Located a few hundred metres from the German embassy in Congo Town, Monrovia, the SOS medical centre is a well-known institution that ranks among the top health care facilities in the country.
The SOS medical centre started as a small clinic in 2003, right in the centre of the SOS Children’s Village in Monrovia – in a classroom to be more specific – just as the Second Liberian Civil War was in its last violent moments. At the time, most people from around the village took refuge in the SOS compound. This was a small clinic, mostly providing health care to children in SOS family care, but after the war, people from the neighbourhood went there to get treatment. Not long after the place became too small to accommodate everyone and in 2004, the SOS medical centre was established in Congo Town.

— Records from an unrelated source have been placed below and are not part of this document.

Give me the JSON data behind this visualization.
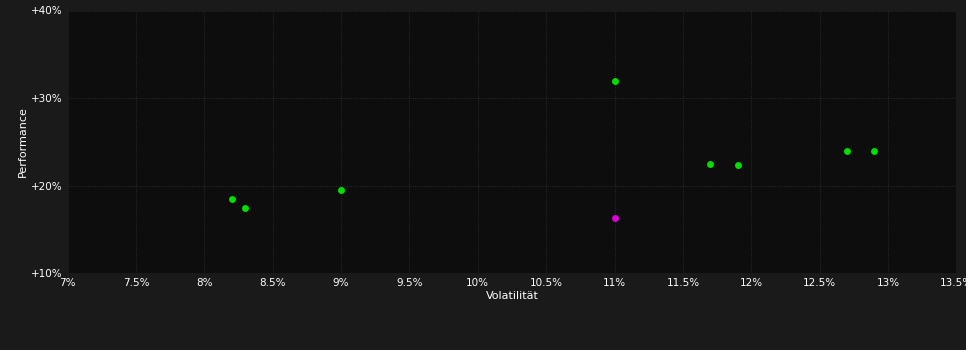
{
  "background_color": "#1a1a1a",
  "plot_bg_color": "#0d0d0d",
  "grid_color": "#333333",
  "text_color": "#ffffff",
  "xlabel": "Volatilität",
  "ylabel": "Performance",
  "xlim": [
    0.07,
    0.135
  ],
  "ylim": [
    0.1,
    0.4
  ],
  "xticks": [
    0.07,
    0.075,
    0.08,
    0.085,
    0.09,
    0.095,
    0.1,
    0.105,
    0.11,
    0.115,
    0.12,
    0.125,
    0.13,
    0.135
  ],
  "yticks": [
    0.1,
    0.2,
    0.3,
    0.4
  ],
  "ytick_labels": [
    "+10%",
    "+20%",
    "+30%",
    "+40%"
  ],
  "green_points": [
    [
      0.082,
      0.185
    ],
    [
      0.083,
      0.174
    ],
    [
      0.09,
      0.195
    ],
    [
      0.11,
      0.32
    ],
    [
      0.117,
      0.225
    ],
    [
      0.119,
      0.223
    ],
    [
      0.127,
      0.24
    ],
    [
      0.129,
      0.239
    ]
  ],
  "magenta_points": [
    [
      0.11,
      0.163
    ]
  ],
  "green_color": "#00dd00",
  "magenta_color": "#dd00dd",
  "marker_size": 5,
  "dpi": 100,
  "figsize": [
    9.66,
    3.5
  ]
}
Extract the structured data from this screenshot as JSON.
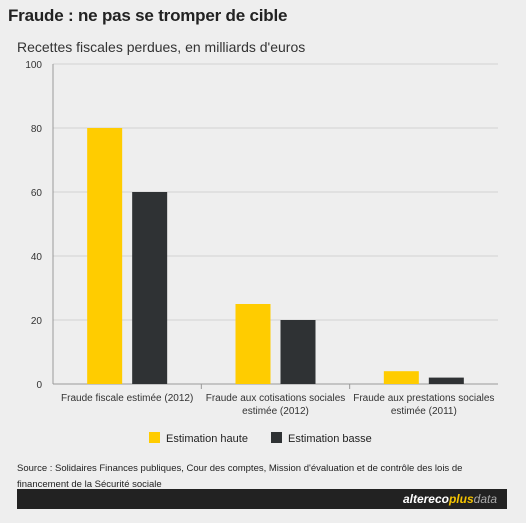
{
  "header": {
    "title": "Fraude : ne pas se tromper de cible",
    "subtitle": "Recettes fiscales perdues, en milliards d'euros"
  },
  "chart_data": {
    "type": "bar",
    "categories": [
      [
        "Fraude fiscale estimée (2012)"
      ],
      [
        "Fraude aux cotisations sociales",
        "estimée (2012)"
      ],
      [
        "Fraude aux prestations sociales",
        "estimée (2011)"
      ]
    ],
    "series": [
      {
        "name": "Estimation haute",
        "color": "#ffcc00",
        "values": [
          80,
          25,
          4
        ]
      },
      {
        "name": "Estimation basse",
        "color": "#2f3234",
        "values": [
          60,
          20,
          2
        ]
      }
    ],
    "ylim": [
      0,
      100
    ],
    "yticks": [
      0,
      20,
      40,
      60,
      80,
      100
    ],
    "grid": true,
    "legend": "bottom"
  },
  "footer": {
    "source": "Source : Solidaires Finances publiques, Cour des comptes, Mission d'évaluation et de contrôle des lois de financement de la Sécurité sociale",
    "brand_part1": "altereco",
    "brand_part2": "plus",
    "brand_part3": "data"
  }
}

“Then, most common illnesses patients came here to get treatment for ranged from malaria, typhoid fever, heart infections or diabetes,” says SOS head nurse, Evan-Lin Wonlue. Evan-Lin was working full time during the Ebola outbreak; the SOS clinic being the only health facility that was open to the public throughout the epidemic.
During the outbreak, each day brought a new set of challenges for the health workers, accustomed to providing basic health services. “Times were difficult, but our supervisors kept pushing for everyone every morning to come to work,” says Patrick B. Cole, a young man in his late twenties who worked in the morgue section of the hospital during the outbreak. “We would dress in our personal protection equipment – known as PPE – and consider every patient that entered the medical centre a potential Ebola patient. For every move we made, we would change our protective gear, item by item, and dispose of it in a burning pit. We had to remain vigilant until Ebola was over,” he adds.

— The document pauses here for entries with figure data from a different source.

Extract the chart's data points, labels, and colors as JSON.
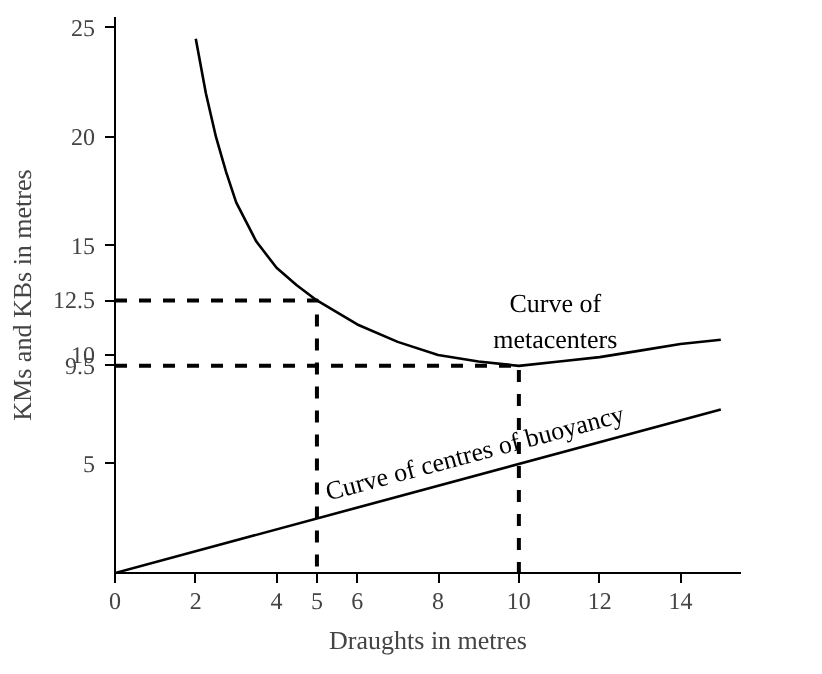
{
  "chart_data": {
    "type": "line",
    "xlabel": "Draughts in metres",
    "ylabel": "KMs and KBs in metres",
    "series": [
      {
        "color": "#000000",
        "x": [
          2,
          2.25,
          2.5,
          2.75,
          3,
          3.5,
          4,
          4.5,
          5,
          6,
          7,
          8,
          9,
          10,
          11,
          12,
          13,
          14,
          15
        ],
        "values": [
          24.5,
          22,
          20,
          18.4,
          17,
          15.2,
          14,
          13.2,
          12.5,
          11.4,
          10.6,
          10.0,
          9.7,
          9.5,
          9.7,
          9.9,
          10.2,
          10.5,
          10.7
        ]
      },
      {
        "color": "#000000",
        "x": [
          0,
          15
        ],
        "values": [
          0,
          7.5
        ]
      },
      {
        "color": "#000000",
        "x": [
          0,
          5,
          5
        ],
        "values": [
          12.5,
          12.5,
          0
        ],
        "line_style": "dashed"
      },
      {
        "color": "#000000",
        "x": [
          0,
          10,
          10
        ],
        "values": [
          9.5,
          9.5,
          0
        ],
        "line_style": "dashed"
      }
    ],
    "annotations": [
      {
        "text": "Curve of\nmetacenters",
        "x": 11,
        "y": 9.7
      },
      {
        "text": "Curve of centres of buoyancy",
        "x": 9,
        "y": 4.5
      }
    ],
    "xlim": [
      0,
      15.5
    ],
    "ylim": [
      0,
      25.5
    ],
    "xticks": [
      0,
      2,
      4,
      5,
      6,
      8,
      10,
      12,
      14
    ],
    "yticks": [
      5,
      9.5,
      10,
      12.5,
      15,
      20,
      25
    ],
    "grid": false,
    "line_style": "solid",
    "marker": "none"
  }
}
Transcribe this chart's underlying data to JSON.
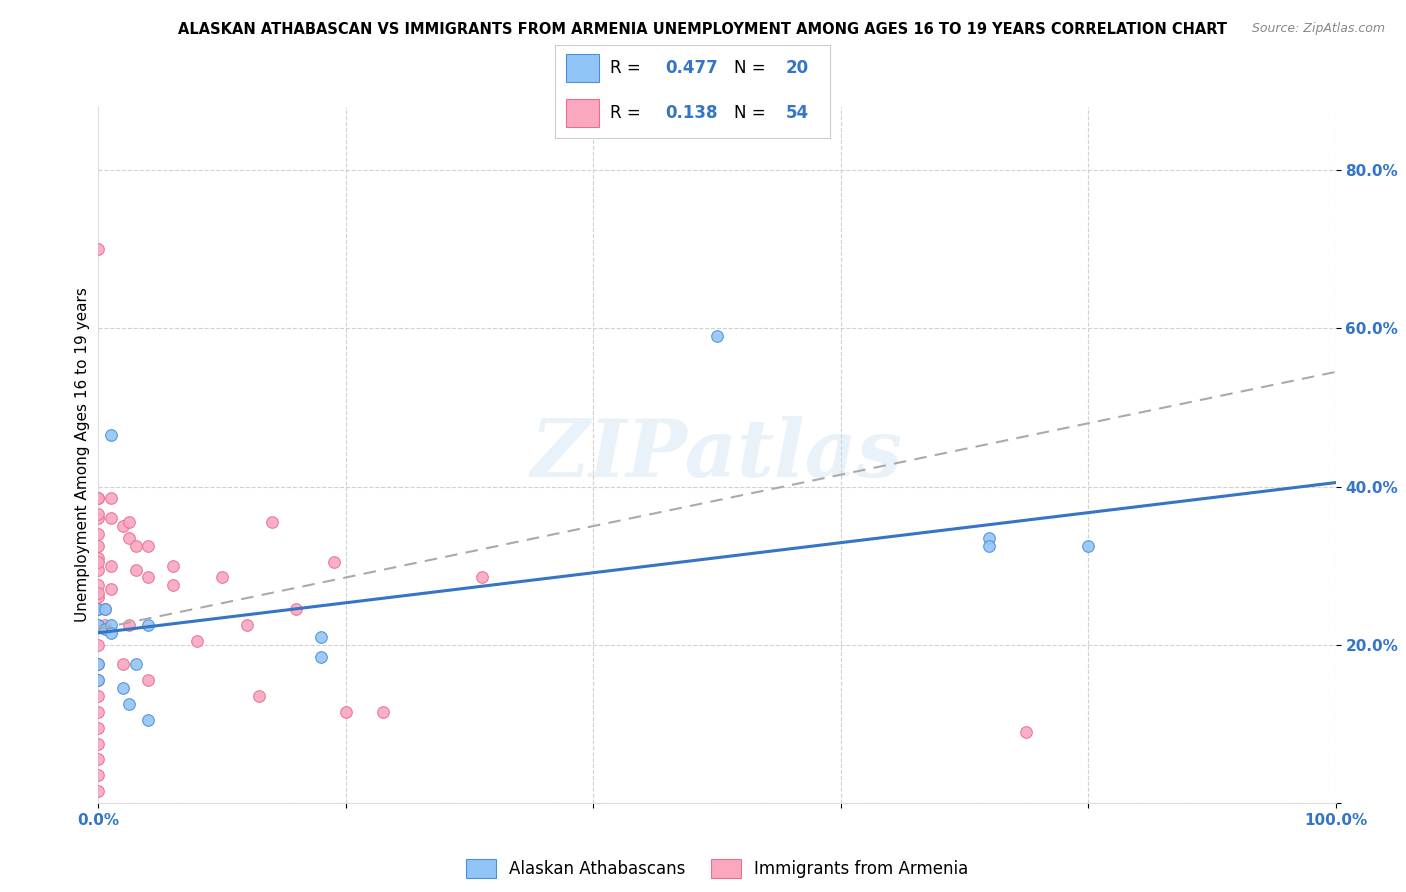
{
  "title": "ALASKAN ATHABASCAN VS IMMIGRANTS FROM ARMENIA UNEMPLOYMENT AMONG AGES 16 TO 19 YEARS CORRELATION CHART",
  "source": "Source: ZipAtlas.com",
  "ylabel": "Unemployment Among Ages 16 to 19 years",
  "xlim": [
    0,
    1.0
  ],
  "ylim": [
    0.0,
    0.88
  ],
  "xtick_positions": [
    0.0,
    0.2,
    0.4,
    0.6,
    0.8,
    1.0
  ],
  "xtick_labels": [
    "0.0%",
    "",
    "",
    "",
    "",
    "100.0%"
  ],
  "ytick_positions": [
    0.0,
    0.2,
    0.4,
    0.6,
    0.8
  ],
  "ytick_labels": [
    "",
    "20.0%",
    "40.0%",
    "60.0%",
    "80.0%"
  ],
  "blue_color": "#92C5F7",
  "pink_color": "#F9A8C0",
  "blue_edge_color": "#4A90D9",
  "pink_edge_color": "#E87090",
  "blue_line_color": "#3575C8",
  "pink_line_color": "#AAAAAA",
  "watermark": "ZIPatlas",
  "blue_scatter_x": [
    0.0,
    0.0,
    0.005,
    0.005,
    0.01,
    0.01,
    0.01,
    0.02,
    0.025,
    0.03,
    0.04,
    0.04,
    0.18,
    0.18,
    0.5,
    0.72,
    0.72,
    0.8,
    0.0,
    0.0
  ],
  "blue_scatter_y": [
    0.245,
    0.225,
    0.245,
    0.22,
    0.465,
    0.225,
    0.215,
    0.145,
    0.125,
    0.175,
    0.225,
    0.105,
    0.21,
    0.185,
    0.59,
    0.335,
    0.325,
    0.325,
    0.175,
    0.155
  ],
  "pink_scatter_x": [
    0.0,
    0.0,
    0.0,
    0.0,
    0.0,
    0.0,
    0.0,
    0.0,
    0.0,
    0.0,
    0.0,
    0.0,
    0.005,
    0.005,
    0.01,
    0.01,
    0.01,
    0.01,
    0.02,
    0.02,
    0.025,
    0.025,
    0.025,
    0.03,
    0.03,
    0.04,
    0.04,
    0.04,
    0.06,
    0.06,
    0.08,
    0.1,
    0.12,
    0.13,
    0.14,
    0.16,
    0.19,
    0.2,
    0.23,
    0.31,
    0.0,
    0.0,
    0.0,
    0.0,
    0.0,
    0.0,
    0.0,
    0.0,
    0.0,
    0.0,
    0.0,
    0.0,
    0.0,
    0.75
  ],
  "pink_scatter_y": [
    0.7,
    0.385,
    0.36,
    0.34,
    0.325,
    0.31,
    0.295,
    0.275,
    0.26,
    0.245,
    0.225,
    0.2,
    0.245,
    0.225,
    0.385,
    0.36,
    0.3,
    0.27,
    0.35,
    0.175,
    0.355,
    0.335,
    0.225,
    0.325,
    0.295,
    0.325,
    0.285,
    0.155,
    0.3,
    0.275,
    0.205,
    0.285,
    0.225,
    0.135,
    0.355,
    0.245,
    0.305,
    0.115,
    0.115,
    0.285,
    0.175,
    0.155,
    0.135,
    0.115,
    0.095,
    0.075,
    0.055,
    0.035,
    0.015,
    0.385,
    0.365,
    0.305,
    0.265,
    0.09
  ],
  "blue_line_x": [
    0.0,
    1.0
  ],
  "blue_line_y": [
    0.215,
    0.405
  ],
  "pink_line_x": [
    0.0,
    1.0
  ],
  "pink_line_y": [
    0.22,
    0.545
  ],
  "marker_size": 70,
  "grid_color": "#CCCCCC",
  "background_color": "#FFFFFF",
  "tick_color": "#3575C8",
  "title_fontsize": 10.5,
  "source_fontsize": 9,
  "ylabel_fontsize": 11,
  "tick_fontsize": 11
}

Days were intense and psychologically exhausting. Fear was palpable and deep mistrust inhibited early engagement and communication about the threat of Ebola. Families were reluctant to hand over their relatives to any treatment or medical centre with staff wearing masks and PPE suits. This was particularly true when there was a high likelihood of never seeing their loved ones or their bodies again.
With so much mistrust in the air, health workers quickly became prime suspects of the spread of the disease. Equipped with yellow protective equipment from head to toe, safety goggles and a mask, health workers working on the frontline at the SOS medical centre or at one of the more specialised Ebola Treatment Units, such as the one set up by Médecins Sans Frontières (MSF), were hard to miss.
“If you were a health worker and had to ride on a public bus or taxi… when people would see you coming, they would move away from you. I mean that was obvious. Health workers were kind of stigmatised. People were afraid of us,” says Dr Lewis.
The SOS medical centre also lost a member of its team to Ebola. Another was infected.
Klubo F. Mulbah, SOS physician assistant, is an Ebola survivor after being infected herself. Admitted to MSF’s Ebola Treatment Unit soon after infection, Klubo still used her phone on a daily basis to provide counselling to her patients, community workers and family as she was fighting for her life. “This work kept me going,” she says. “I’m here to save lives.”
Fragile states like Liberia, where a government struggles to deliver basic services to the majority of its people, present massive challenges in safeguarding health. In times of crisis, dedicated health workers hold the line.
According to the World Health Organization’s Global Health Observatory (GHO) data, in 2015 and mid-Ebola, Liberia’s density of physicians reached 176 for a population of almost 4.8 million.
“Ebola told us that illness is universal but access to care is not, and that has to change. All we need are resources and commitment to boost community systems for an effective health response,” says Dr Lewis.